El localismo en todas las direcciones hace un daño terrible a la cultura asturiana. Hasta el punto de empujar a que se repitan y solapen programaciones en un estéril afán de cada núcleo de población de ser los primeros de la clase aunque sea a codazos. Nadie ha sido capaz de sentar a los teatros a hablar y establecer prioridades para cada ciudad, independientemente de que luego se deban atender propuestas variadas en cada ámbito, como es lógico. El difícil contexto actual está adelgazando presupuestos y puede que obligue a una cierta coordinación, aunque sólo sea por la falta de recursos. ¿Será una utopía que desde la Consejería de Cultura del Principado se lidere una actividad cultural conjunta para las tres ciudades?

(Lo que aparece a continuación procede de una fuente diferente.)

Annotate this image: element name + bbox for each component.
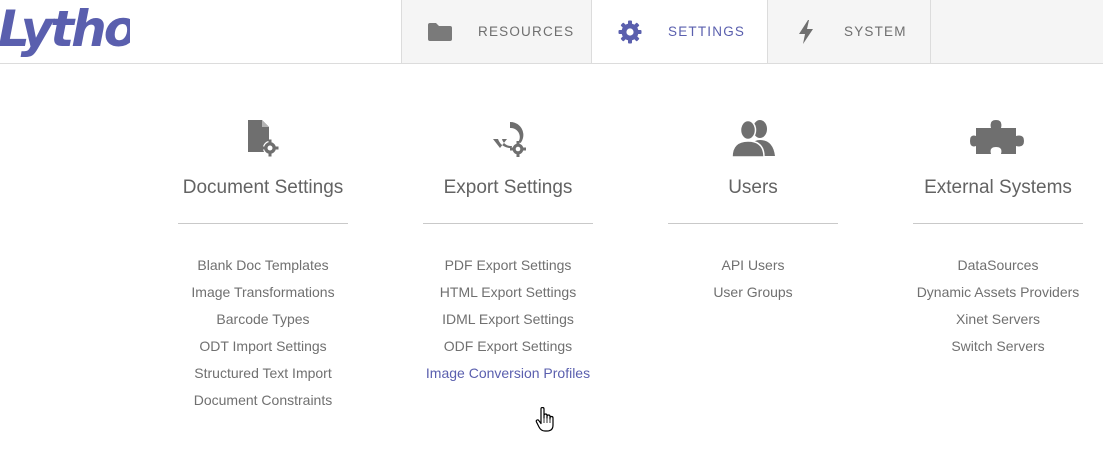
users-icon <box>633 118 873 158</box>
tab-settings-label: SETTINGS <box>668 24 746 39</box>
section-document-settings: Document Settings Blank Doc Templates Im… <box>143 118 383 418</box>
tab-system-label: SYSTEM <box>844 24 907 39</box>
section-title: Document Settings <box>182 177 344 198</box>
lytho-logo[interactable]: Lytho ™ <box>0 0 130 60</box>
hand-cursor-icon <box>535 406 555 438</box>
export-settings-icon <box>388 118 628 158</box>
link-user-groups[interactable]: User Groups <box>633 275 873 310</box>
tab-system[interactable]: SYSTEM <box>767 0 931 63</box>
gear-icon <box>592 19 668 45</box>
section-title: Export Settings <box>443 177 573 198</box>
section-divider <box>668 223 838 224</box>
svg-text:™: ™ <box>113 41 119 48</box>
section-links: PDF Export Settings HTML Export Settings… <box>388 248 628 391</box>
section-links: Blank Doc Templates Image Transformation… <box>143 248 383 418</box>
section-title: External Systems <box>924 177 1072 198</box>
section-external-systems: External Systems DataSources Dynamic Ass… <box>878 118 1103 364</box>
tab-resources[interactable]: RESOURCES <box>401 0 591 63</box>
lightning-icon <box>768 19 844 45</box>
puzzle-icon <box>878 118 1103 158</box>
tab-settings[interactable]: SETTINGS <box>591 0 767 63</box>
top-bar: Lytho ™ RESOURCES SETTINGS SYSTEM <box>0 0 1103 64</box>
lytho-logo-graphic: Lytho ™ <box>0 0 130 58</box>
tab-resources-label: RESOURCES <box>478 24 575 39</box>
link-document-constraints[interactable]: Document Constraints <box>143 383 383 418</box>
section-divider <box>178 223 348 224</box>
nav-spacer <box>931 0 1103 63</box>
section-divider <box>423 223 593 224</box>
section-export-settings: Export Settings PDF Export Settings HTML… <box>388 118 628 391</box>
document-settings-icon <box>143 118 383 158</box>
section-title: Users <box>728 177 778 198</box>
section-links: DataSources Dynamic Assets Providers Xin… <box>878 248 1103 364</box>
section-links: API Users User Groups <box>633 248 873 310</box>
section-divider <box>913 223 1083 224</box>
main-nav: RESOURCES SETTINGS SYSTEM <box>401 0 1103 63</box>
link-switch-servers[interactable]: Switch Servers <box>878 329 1103 364</box>
svg-text:Lytho: Lytho <box>0 0 130 58</box>
link-image-conversion-profiles[interactable]: Image Conversion Profiles <box>388 356 628 391</box>
section-users: Users API Users User Groups <box>633 118 873 310</box>
folder-icon <box>402 22 478 42</box>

Un festival de verano o cualquier otra apuesta de entidad. ¿Podremos ver colaboraciones entre instituciones que beneficien a los ciudadanos de las tres ciudades? El teatro de la Laboral -de titularidad regional- colabora asiduamente con el Jovellanos, ¿no sería un síntoma de normalidad que también lo hiciese con el Campoamor, el auditorio Príncipe Felipe o el Palacio Valdés? A fin de cuentas, se financia con impuestos de todos, de los habitantes de Gijón y también de los de Avilés y Oviedo.

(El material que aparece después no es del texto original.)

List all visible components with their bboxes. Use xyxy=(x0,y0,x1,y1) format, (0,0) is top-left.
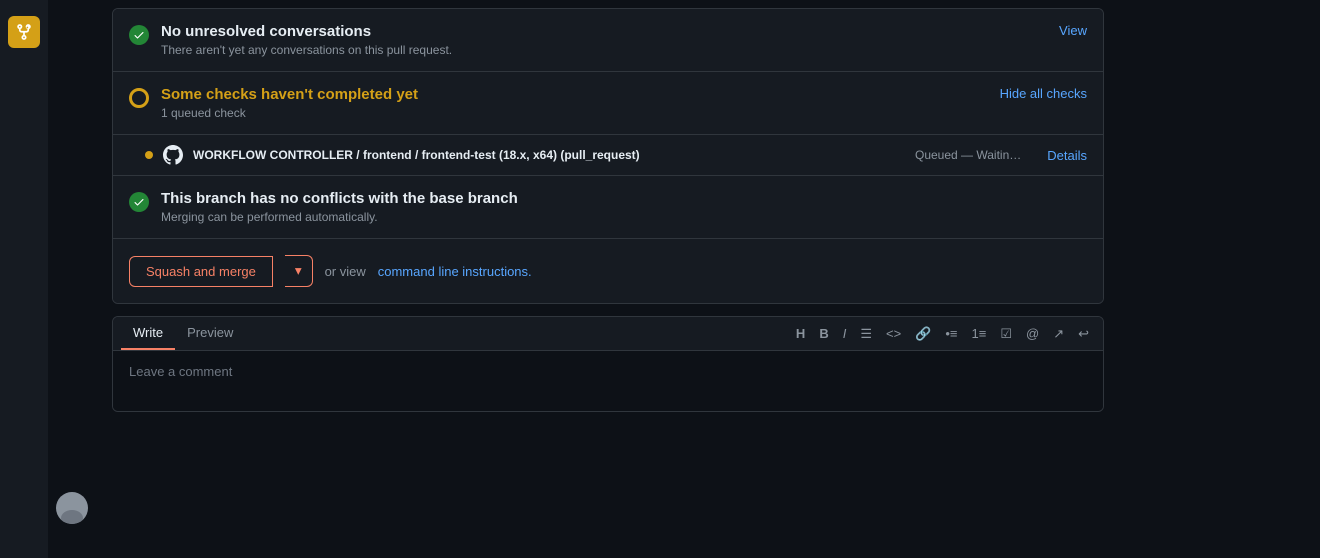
italic-icon-btn[interactable]: I xyxy=(837,322,853,345)
right-spacer xyxy=(1120,0,1320,558)
workflow-details-link[interactable]: Details xyxy=(1047,148,1087,163)
workflow-status-text: Queued — Waitin… xyxy=(915,148,1021,162)
pending-checks-section: Some checks haven't completed yet 1 queu… xyxy=(113,72,1103,135)
conversations-status-icon xyxy=(129,25,149,45)
avatar xyxy=(56,492,88,524)
no-conflicts-subtitle: Merging can be performed automatically. xyxy=(161,210,518,224)
toolbar-icons: H B I ☰ <> 🔗 •≡ 1≡ ☑ @ ↗ ↩ xyxy=(790,318,1095,350)
pending-checks-title: Some checks haven't completed yet xyxy=(161,86,418,103)
avatar-sidebar xyxy=(48,0,96,558)
task-list-icon-btn[interactable]: ☑ xyxy=(994,322,1018,346)
workflow-status-dot xyxy=(145,151,153,159)
git-merge-icon xyxy=(8,16,40,48)
workflow-name: WORKFLOW CONTROLLER / frontend / fronten… xyxy=(193,148,905,162)
workflow-row: WORKFLOW CONTROLLER / frontend / fronten… xyxy=(113,135,1103,176)
pending-checks-subtitle: 1 queued check xyxy=(161,106,418,120)
pr-checks-container: No unresolved conversations There aren't… xyxy=(112,8,1104,304)
no-conversations-title: No unresolved conversations xyxy=(161,23,452,40)
no-conversations-subtitle: There aren't yet any conversations on th… xyxy=(161,43,452,57)
undo-icon-btn[interactable]: ↩ xyxy=(1072,322,1095,346)
comment-toolbar: Write Preview H B I ☰ <> 🔗 •≡ 1≡ ☑ @ ↗ ↩ xyxy=(113,317,1103,351)
mention-icon-btn[interactable]: @ xyxy=(1020,322,1045,345)
pending-checks-inner: Some checks haven't completed yet 1 queu… xyxy=(161,86,1087,120)
link-icon-btn[interactable]: 🔗 xyxy=(909,322,937,346)
pending-checks-icon xyxy=(129,88,149,108)
no-conflicts-status-icon xyxy=(129,192,149,212)
heading-icon-btn[interactable]: H xyxy=(790,322,811,345)
write-tab[interactable]: Write xyxy=(121,317,175,350)
pending-checks-text: Some checks haven't completed yet 1 queu… xyxy=(161,86,418,120)
bullet-list-icon-btn[interactable]: •≡ xyxy=(939,322,963,345)
no-conversations-section: No unresolved conversations There aren't… xyxy=(113,9,1103,72)
no-conversations-inner: No unresolved conversations There aren't… xyxy=(161,23,1087,57)
list-unordered-icon-btn[interactable]: ☰ xyxy=(854,322,878,346)
comment-box: Write Preview H B I ☰ <> 🔗 •≡ 1≡ ☑ @ ↗ ↩… xyxy=(112,316,1104,412)
view-conversations-link[interactable]: View xyxy=(1059,23,1087,38)
squash-merge-button[interactable]: Squash and merge xyxy=(129,256,273,287)
bold-icon-btn[interactable]: B xyxy=(813,322,834,345)
comment-body[interactable]: Leave a comment xyxy=(113,351,1103,411)
comment-placeholder: Leave a comment xyxy=(129,364,232,379)
dropdown-chevron-icon: ▾ xyxy=(295,263,302,279)
preview-tab[interactable]: Preview xyxy=(175,317,245,350)
no-conflicts-title: This branch has no conflicts with the ba… xyxy=(161,190,518,207)
hide-all-checks-link[interactable]: Hide all checks xyxy=(1000,86,1087,101)
numbered-list-icon-btn[interactable]: 1≡ xyxy=(966,322,993,345)
merge-section: Squash and merge ▾ or view command line … xyxy=(113,238,1103,303)
command-line-instructions-link[interactable]: command line instructions. xyxy=(378,264,532,279)
squash-merge-dropdown-button[interactable]: ▾ xyxy=(285,255,313,287)
no-conflicts-section: This branch has no conflicts with the ba… xyxy=(113,176,1103,238)
reference-icon-btn[interactable]: ↗ xyxy=(1047,322,1070,346)
left-sidebar xyxy=(0,0,48,558)
merge-or-text: or view xyxy=(325,264,366,279)
github-icon xyxy=(163,145,183,165)
no-conflicts-text: This branch has no conflicts with the ba… xyxy=(161,190,518,224)
code-icon-btn[interactable]: <> xyxy=(880,322,907,345)
no-conversations-text: No unresolved conversations There aren't… xyxy=(161,23,452,57)
main-content: No unresolved conversations There aren't… xyxy=(96,0,1120,558)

Quizá ya sería mucho pedir que se potenciasen los elementos distintivos singulares de cada ciudad, por ejemplo, con un apoyo muy fuerte a iniciativas como el Festival de Cine de Gijón o a la temporada de ópera de Oviedo, ambos, ejemplos de industria cultural de primer rango. En un espacio geográfico como el asturiano, con un altísimo porcentaje de la población agrupada en la zona central, no tiene sentido detraer recursos económicos de los proyectos que pueden ser bandera de la capitalidad cultural. Si queremos optar de verdad a este reconocimiento, ¿no debieran todas las actividades incorporar ya un logotipo de la candidatura como sí tienen la mayoría de las ciudades candidatas?

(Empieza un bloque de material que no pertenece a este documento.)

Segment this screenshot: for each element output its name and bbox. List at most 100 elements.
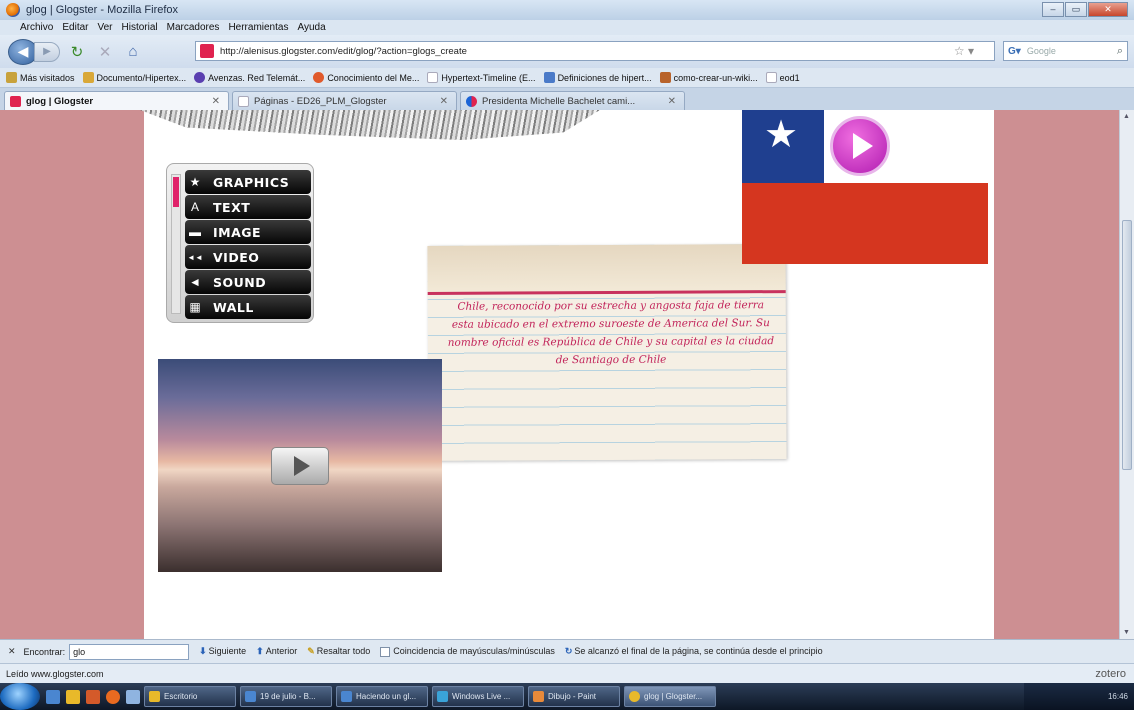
tool-label: SOUND	[213, 274, 267, 290]
minimize-button[interactable]: –	[1042, 2, 1064, 17]
site-favicon	[200, 44, 214, 58]
text-note-card[interactable]: Chile, reconocido por su estrecha y ango…	[427, 244, 787, 461]
match-case-checkbox[interactable]: Coincidencia de mayúsculas/minúsculas	[380, 646, 555, 657]
audio-play-button[interactable]	[830, 116, 890, 176]
taskbar-item[interactable]: Haciendo un gl...	[336, 686, 428, 707]
forward-button[interactable]: ▶	[34, 41, 60, 62]
toolbox-handle[interactable]	[171, 174, 181, 314]
folder-icon	[149, 691, 160, 702]
search-box[interactable]: G▾ Google ⌕	[1003, 41, 1128, 61]
back-arrow-icon: ◀	[17, 43, 29, 59]
maximize-button[interactable]: ▭	[1065, 2, 1087, 17]
play-icon	[852, 133, 873, 159]
quicklaunch-icon[interactable]	[66, 689, 80, 704]
close-tab-icon[interactable]: ✕	[440, 96, 448, 107]
menu-ver[interactable]: Ver	[97, 22, 112, 33]
bookmark-item[interactable]: Documento/Hipertex...	[82, 72, 186, 83]
scroll-up-icon[interactable]: ▲	[1123, 113, 1130, 120]
video-tool-button[interactable]: ◄◄ VIDEO	[185, 245, 311, 269]
search-icon[interactable]: ⌕	[1117, 45, 1123, 58]
close-find-icon[interactable]: ✕	[8, 646, 16, 657]
menu-archivo[interactable]: Archivo	[20, 22, 53, 33]
url-bar[interactable]: http://alenisus.glogster.com/edit/glog/?…	[195, 41, 995, 61]
bookmark-item[interactable]: como-crear-un-wiki...	[659, 72, 758, 83]
find-next-button[interactable]: ⬇ Siguiente	[199, 646, 246, 657]
page-icon	[238, 95, 249, 107]
sound-icon: ◄	[189, 275, 201, 289]
scroll-down-icon[interactable]: ▼	[1123, 629, 1130, 636]
system-tray: 16:46	[1024, 683, 1134, 710]
app-icon	[437, 691, 448, 702]
highlight-all-button[interactable]: ✎ Resaltar todo	[307, 646, 370, 657]
sound-tool-button[interactable]: ◄ SOUND	[185, 270, 311, 294]
bookmark-item[interactable]: Avenzas. Red Telemát...	[194, 72, 305, 83]
taskbar-item[interactable]: Dibujo - Paint	[528, 686, 620, 707]
quicklaunch-icon[interactable]	[46, 689, 60, 704]
video-play-button[interactable]	[271, 447, 329, 485]
bookmark-item[interactable]: Conocimiento del Me...	[313, 72, 419, 83]
window-controls: – ▭ ✕	[1041, 2, 1128, 17]
zotero-button[interactable]: zotero	[1095, 668, 1126, 680]
tool-label: VIDEO	[213, 249, 260, 265]
tab-bachelet[interactable]: Presidenta Michelle Bachelet cami... ✕	[460, 91, 685, 110]
windows-taskbar: Escritorio 19 de julio - B... Haciendo u…	[0, 683, 1134, 710]
chile-flag-image[interactable]: ★	[742, 110, 988, 264]
paint-icon	[533, 691, 544, 702]
image-tool-button[interactable]: ▬ IMAGE	[185, 220, 311, 244]
checkbox-icon	[380, 646, 391, 657]
menu-historial[interactable]: Historial	[122, 22, 158, 33]
firefox-icon	[6, 3, 20, 17]
taskbar-item[interactable]: Escritorio	[144, 686, 236, 707]
tab-paginas[interactable]: Páginas - ED26_PLM_Glogster ✕	[232, 91, 457, 110]
close-tab-icon[interactable]: ✕	[212, 96, 220, 107]
taskbar-item[interactable]: Windows Live ...	[432, 686, 524, 707]
tab-label: glog | Glogster	[26, 95, 94, 107]
text-tool-button[interactable]: A TEXT	[185, 195, 311, 219]
taskbar-item[interactable]: 19 de julio - B...	[240, 686, 332, 707]
reload-button[interactable]: ↻	[66, 41, 88, 63]
graphics-tool-button[interactable]: ★ GRAPHICS	[185, 170, 311, 194]
page-viewport: ★ GRAPHICS A TEXT ▬ IMAGE ◄◄ VIDEO ◄ SOU…	[0, 110, 1134, 639]
highlight-icon: ✎	[307, 646, 315, 656]
bookmark-star-icon[interactable]: ☆ ▾	[954, 44, 974, 58]
star-icon: ★	[764, 114, 799, 156]
close-button[interactable]: ✕	[1088, 2, 1128, 17]
flickr-icon	[466, 95, 477, 107]
stop-button[interactable]: ✕	[94, 41, 116, 63]
tab-label: Páginas - ED26_PLM_Glogster	[254, 95, 387, 107]
star-icon: ★	[189, 175, 201, 189]
window-title: glog | Glogster - Mozilla Firefox	[26, 4, 179, 16]
up-arrow-icon: ⬆	[256, 646, 264, 656]
bookmark-item[interactable]: Hypertext-Timeline (E...	[427, 72, 536, 83]
play-icon	[294, 456, 310, 476]
sunset-video-player[interactable]	[158, 359, 442, 572]
title-bar: glog | Glogster - Mozilla Firefox – ▭ ✕	[0, 0, 1134, 20]
google-icon[interactable]: G▾	[1008, 46, 1021, 57]
tool-label: IMAGE	[213, 224, 262, 240]
quicklaunch-icon[interactable]	[106, 689, 120, 704]
taskbar-item[interactable]: glog | Glogster...	[624, 686, 716, 707]
menu-herramientas[interactable]: Herramientas	[228, 22, 288, 33]
vertical-scrollbar[interactable]: ▲ ▼	[1119, 110, 1134, 639]
clock[interactable]: 16:46	[1108, 692, 1128, 701]
menu-ayuda[interactable]: Ayuda	[297, 22, 325, 33]
reload-icon: ↻	[70, 43, 84, 61]
quicklaunch-icon[interactable]	[86, 689, 100, 704]
find-previous-button[interactable]: ⬆ Anterior	[256, 646, 297, 657]
tab-glogster[interactable]: glog | Glogster ✕	[4, 91, 229, 110]
menu-marcadores[interactable]: Marcadores	[167, 22, 220, 33]
page-icon	[427, 72, 439, 83]
bookmark-item[interactable]: Definiciones de hipert...	[543, 72, 652, 83]
quicklaunch-icon[interactable]	[126, 689, 140, 704]
bookmark-item[interactable]: eod1	[765, 72, 800, 83]
menu-editar[interactable]: Editar	[62, 22, 88, 33]
home-button[interactable]: ⌂	[122, 41, 144, 63]
scrollbar-thumb[interactable]	[1122, 220, 1132, 470]
close-tab-icon[interactable]: ✕	[668, 96, 676, 107]
wall-tool-button[interactable]: ▦ WALL	[185, 295, 311, 319]
bookmark-item[interactable]: Más visitados	[6, 72, 75, 83]
bookmark-icon	[6, 72, 17, 83]
find-input[interactable]: glo	[69, 643, 190, 660]
status-text: Leído www.glogster.com	[6, 668, 104, 679]
start-button[interactable]	[0, 683, 40, 710]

La cultura, reitero una y mil veces, no es un artículo de lujo. Es, entre otras cosas, un sector económico que implica centenares de empleos que, de manera directa o indirecta, viven del mismo. ¿Alguna de nuestras lumbreras políticas se ha parado a pensar que si retraen las subvenciones perderán de recaudar una cantidad mayor de dinero que el que están ahora retirando, al tener que irse al paro decenas de empleados y, además, ingresar menos impuestos? La Noche Blanca puede y debe ser el acicate para profundizar de verdad en la rica realidad cultural asturiana. Para que nuestra clase política tome conciencia del valor de una cultura conjunta respaldada por los ciudadanos que acuden a la oferta de las tres ciudades de manera indistinta. Un espectáculo en el Campoamor, en el Jovellanos, en el Palacio Valdés o en el Auditorio se programa para el conjunto de la región, no sólo para el público de la ciudad que lo acoge. Ese movimiento debe reordenarse con coherencia. La candidatura para la capitalidad cultural es una oportunidad para crear un foro de trabajo continuado al respecto. El éxito de la Noche Blanca ha sido determinante. Ojalá sea la confirmación de una esperanza de colaboración que se convierta en realidad.